In the process, the locations are also competing. Before ideas go into a series, they first have to hold up to international competition within the company. Changing locations over several months ensures that colleagues at Audi are better networked with one another and learn from each other. Moreover, on site they find out what specific needs customers have specifically in the big and important Chinese and American markets.

Digitalization meets craftsmanship: How does an idea become reality?
The completed digital data sets from the Beijing and Malibu locations are transferred directly to the Design Center in Ingolstadt, where they are milled with milling machines to clay models at the desired scale. Despite the digital design development, a physical exhibit nonetheless remains an indispensable part of the decision-making process at Audi. The designers check the proportions from various distances in order to get a better sense of their coherence. “Nothing can replace the feeling of standing in front of a model in reality,” says lead engineer Weber. “That’s when the perspective becomes lifelike to the human eye.”

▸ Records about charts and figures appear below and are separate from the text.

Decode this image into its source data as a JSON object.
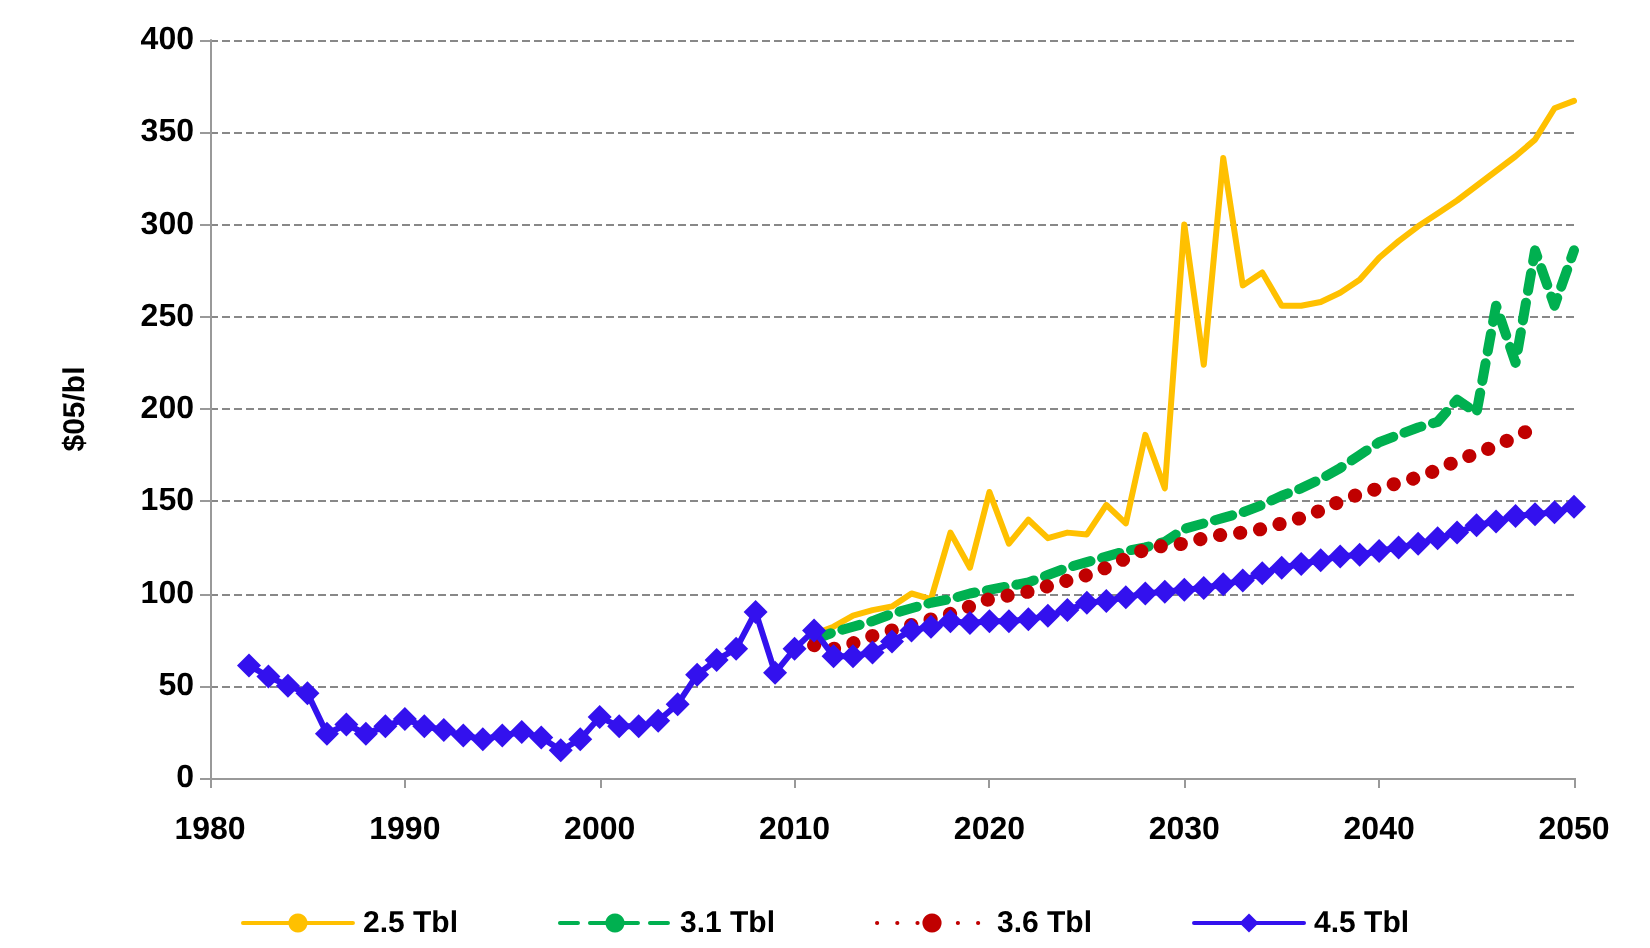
{
  "chart_data": {
    "type": "line",
    "ylabel": "$05/bl",
    "xlim": [
      1980,
      2050
    ],
    "xticks": [
      1980,
      1990,
      2000,
      2010,
      2020,
      2030,
      2040,
      2050
    ],
    "ylim": [
      0,
      400
    ],
    "yticks": [
      0,
      50,
      100,
      150,
      200,
      250,
      300,
      350,
      400
    ],
    "grid": "y",
    "legend": "bottom",
    "series": [
      {
        "name": "2.5 Tbl",
        "color": "#ffc000",
        "marker": "none",
        "line_style": "solid",
        "x": [
          2011,
          2012,
          2013,
          2014,
          2015,
          2016,
          2017,
          2018,
          2019,
          2020,
          2021,
          2022,
          2023,
          2024,
          2025,
          2026,
          2027,
          2028,
          2029,
          2030,
          2031,
          2032,
          2033,
          2034,
          2035,
          2036,
          2037,
          2038,
          2039,
          2040,
          2041,
          2042,
          2043,
          2044,
          2045,
          2046,
          2047,
          2048,
          2049,
          2050
        ],
        "values": [
          78,
          82,
          88,
          91,
          93,
          100,
          97,
          133,
          114,
          155,
          127,
          140,
          130,
          133,
          132,
          148,
          138,
          186,
          157,
          300,
          224,
          336,
          267,
          274,
          256,
          256,
          258,
          263,
          270,
          282,
          291,
          299,
          306,
          313,
          321,
          329,
          337,
          346,
          363,
          367
        ]
      },
      {
        "name": "3.1 Tbl",
        "color": "#00b050",
        "marker": "none",
        "line_style": "dashed",
        "x": [
          2011,
          2012,
          2013,
          2014,
          2015,
          2016,
          2017,
          2018,
          2019,
          2020,
          2021,
          2022,
          2023,
          2024,
          2025,
          2026,
          2027,
          2028,
          2029,
          2030,
          2031,
          2032,
          2033,
          2034,
          2035,
          2036,
          2037,
          2038,
          2039,
          2040,
          2041,
          2042,
          2043,
          2044,
          2045,
          2046,
          2047,
          2048,
          2049,
          2050
        ],
        "values": [
          75,
          79,
          82,
          85,
          89,
          92,
          95,
          97,
          100,
          102,
          104,
          106,
          110,
          114,
          117,
          120,
          123,
          125,
          128,
          135,
          138,
          141,
          144,
          148,
          153,
          157,
          162,
          168,
          175,
          182,
          186,
          190,
          193,
          205,
          198,
          256,
          225,
          286,
          256,
          286
        ]
      },
      {
        "name": "3.6 Tbl",
        "color": "#c00000",
        "marker": "none",
        "line_style": "dotted",
        "x": [
          2011,
          2012,
          2013,
          2014,
          2015,
          2016,
          2017,
          2018,
          2019,
          2020,
          2021,
          2022,
          2023,
          2024,
          2025,
          2026,
          2027,
          2028,
          2029,
          2030,
          2031,
          2032,
          2033,
          2034,
          2035,
          2036,
          2037,
          2038,
          2039,
          2040,
          2041,
          2042,
          2043,
          2044,
          2045,
          2046,
          2047,
          2048
        ],
        "values": [
          72,
          70,
          73,
          77,
          80,
          83,
          86,
          89,
          93,
          97,
          99,
          101,
          104,
          107,
          110,
          114,
          119,
          124,
          126,
          127,
          130,
          132,
          133,
          135,
          138,
          141,
          145,
          150,
          154,
          157,
          160,
          163,
          167,
          172,
          176,
          180,
          185,
          190
        ]
      },
      {
        "name": "4.5 Tbl",
        "color": "#3311ee",
        "marker": "diamond",
        "line_style": "solid",
        "x": [
          1982,
          1983,
          1984,
          1985,
          1986,
          1987,
          1988,
          1989,
          1990,
          1991,
          1992,
          1993,
          1994,
          1995,
          1996,
          1997,
          1998,
          1999,
          2000,
          2001,
          2002,
          2003,
          2004,
          2005,
          2006,
          2007,
          2008,
          2009,
          2010,
          2011,
          2012,
          2013,
          2014,
          2015,
          2016,
          2017,
          2018,
          2019,
          2020,
          2021,
          2022,
          2023,
          2024,
          2025,
          2026,
          2027,
          2028,
          2029,
          2030,
          2031,
          2032,
          2033,
          2034,
          2035,
          2036,
          2037,
          2038,
          2039,
          2040,
          2041,
          2042,
          2043,
          2044,
          2045,
          2046,
          2047,
          2048,
          2049,
          2050
        ],
        "values": [
          61,
          55,
          50,
          46,
          24,
          29,
          24,
          28,
          32,
          28,
          26,
          23,
          21,
          23,
          25,
          22,
          15,
          21,
          33,
          28,
          28,
          31,
          40,
          56,
          64,
          70,
          90,
          57,
          70,
          80,
          66,
          66,
          68,
          74,
          80,
          82,
          85,
          84,
          85,
          85,
          86,
          88,
          91,
          95,
          96,
          98,
          100,
          101,
          102,
          103,
          105,
          107,
          111,
          114,
          116,
          118,
          120,
          121,
          123,
          125,
          127,
          130,
          133,
          137,
          139,
          142,
          143,
          144,
          147
        ]
      }
    ]
  }
}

“Outside Bold, Inside Magic” – Exterior and interior at eye level
For the leading creatives at Audi, design is always a process that takes place at eye level between the two disciplines, even if it will develop from the inside out in the future: “On both sides, we want to create the best-of for Audi,” says exterior design head Philipp Römers. “Autonomous driving at level four and the resulting technical possibilities also cause future possibilities for creating a prestigious silhouette from that – with perfect proportions and special aesthetics.”